English
A symmetric induction principle for the odd part, mirroring the even-induction with vectors as generators.
Русский
Симметричная индукция по нечётной части, аналогичная по структуре индукции по чётной части с векторами как генераторами.
LaTeX
$$odd_induction(Q, P, ι, add, ι_mul_ι_mul, x, hx)$$
Lean4
/-- To show a property is true on the odd parts, it suffices to show it is true on the
vectors, closed under addition, and under left-multiplication by a pair of vectors. -/
@[elab_as_elim]
theorem odd_induction {P : ∀ x, x ∈ evenOdd Q 1 → Prop} (ι : ∀ v, P (ι Q v) (ι_mem_evenOdd_one _ _))

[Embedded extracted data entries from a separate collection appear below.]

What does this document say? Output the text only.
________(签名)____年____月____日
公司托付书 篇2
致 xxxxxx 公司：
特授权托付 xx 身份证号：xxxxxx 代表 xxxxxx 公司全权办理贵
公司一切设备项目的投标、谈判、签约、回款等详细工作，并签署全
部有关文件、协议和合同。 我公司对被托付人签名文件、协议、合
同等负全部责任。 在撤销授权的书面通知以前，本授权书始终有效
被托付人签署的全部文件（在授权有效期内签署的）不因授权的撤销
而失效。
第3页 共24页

(add : ∀ x y hx hy, P x hx → P y hy → P (x + y) (Submodule.add_mem _ hx hy))
(ι_mul_ι_mul :
∀ m₁ m₂ x hx,
P x hx →
P (CliffordAlgebra.ι Q m₁ * CliffordAlgebra.ι Q m₂ * x)
(zero_add (1 : ZMod 2) ▸ SetLike.mul_mem_graded (ι_mul_ι_mem_evenOdd_zero Q m₁ m₂) hx))
(x : CliffordAlgebra Q) (hx : x ∈ evenOdd Q 1) : P x hx :=
by
refine evenOdd_induction _ _ (motive := P) (fun ιv => ?_) add ι_mul_ι_mul x hx
simp_rw [ZMod.val_one, pow_one]
rintro ⟨v, rfl⟩
exact ι v